Friction points using Karpenter with Run:ai

  1. Karpenter looks for “unschedulable” pending workloads and may try to scale up new nodes to make those workloads schedulable. However, in some scenarios, these workloads may exceed their quota parameters, and the Run:ai scheduler will put them into a pending state.
  2. Karpenter is not aware of the Run:ai fractions mechanism and may try to interfere incorrectly.
  3. Karpenter preempts any type of workload (i.e., high-priority, non-preemptible workloads will potentially be interrupted and moved to save cost).
  4. Karpenter has no pod-group (i.e., workload) notion or gang scheduling awareness, meaning that Karpenter is unaware that a set of “arbitrary” pods is a single workload. This may cause Karpenter to schedule those pods into different node pools (in the case of multi-node-pool workloads) or scale up or down a mix of wrong nodes.
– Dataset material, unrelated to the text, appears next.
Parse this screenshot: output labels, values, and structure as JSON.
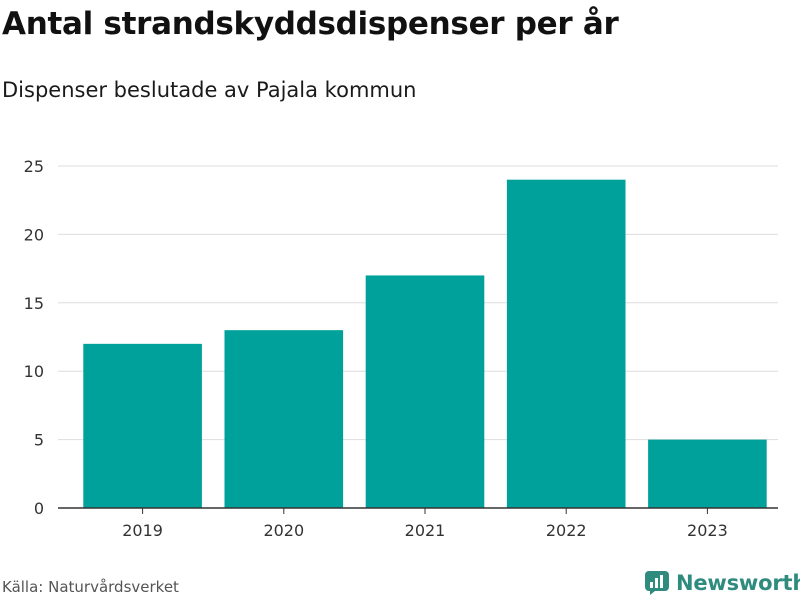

Mitigating the friction points

Run:ai scheduler mitigates the friction points using the following techniques (each numbered bullet below corresponds to the related friction point listed above):

  1. Karpenter uses a “nominated node” to recommend a node for the scheduler. The Run:ai scheduler treats this as a “preferred” recommendation, meaning it will try to use this node, but it’s not required and it may choose another node.
  2. Fractions - Karpenter won’t consolidate nodes with one or more pods that cannot be moved. The Run:ai reservation pod is marked as ‘do not evict’ to allow the Run:ai scheduler to control the scheduling of fractions.
  3. Non-preemptible workloads - Run:ai marks non-preemptible workloads as ‘do not evict’ and Karpenter respects this annotation.
  4. Run:ai node pools (single-node-pool workloads) - Karpenter respects the ‘node affinity’ that Run:ai sets on a pod, so Karpenter uses the node affinity for its recommended node. For the gang-scheduling/pod-group (workload) notion, Run:ai scheduler considers Karpenter directives as preferred recommendations rather than mandatory instructions and overrides Karpenter instructions where appropriate.

Deployment Considerations

  • Using multi-node-pool workloads
    • Workloads may include a list of optional nodepools. Karpenter is not aware that only a single node pool should be selected out of that list for the workload. It may therefore recommend putting pods of the same workload into different node pools and may scaleup nodes from different node pools to serve a “multi-node-pool” workload instead of nodes on the selected single node pool.
    • If this becomes an issue (i.e., if Karpenter scales up the wrong node types), users can set an inter-pod affinity using the node pool label or another common label as a ‘topology’ identifier. This will force Karpenter to choose nodes from a single-node pool per workload, selecting from any of the node pools listed as allowed by the workload.
    • An alternative approach is to use a single-node pool for each workload instead of multi-node pools.
  • Consolidation
    • To make Karpenter more effective when using its consolidation function, users should consider separating preemptible and non-preemptible workloads, either by using node pools, node affinities, taint/tollerations, or inter-pod anti-affinity.
    • If users don’t separate preemptible and non-preemptible workloads (i.e., make them run on different nodes), Karpenter’s ability to consolidate (binpack) and shut down nodes will be reduced, but it is still effective.
  • Conflicts between binpacking and spread policies
    • If Run:ai is used with a scheduling spread policy, it will clash with Karpenter’s default binpacks/consolidation policy, and the outcome may be a deployment that is not optimized for any of these policies.
    • Usually spread is used for Inference, which is non-preemptible and therefore not controlled by Karpenter (Run:ai scheduler will mark those workloads as ‘do not evict’ for Karpenter), so this should not present a real deployment issue for customers.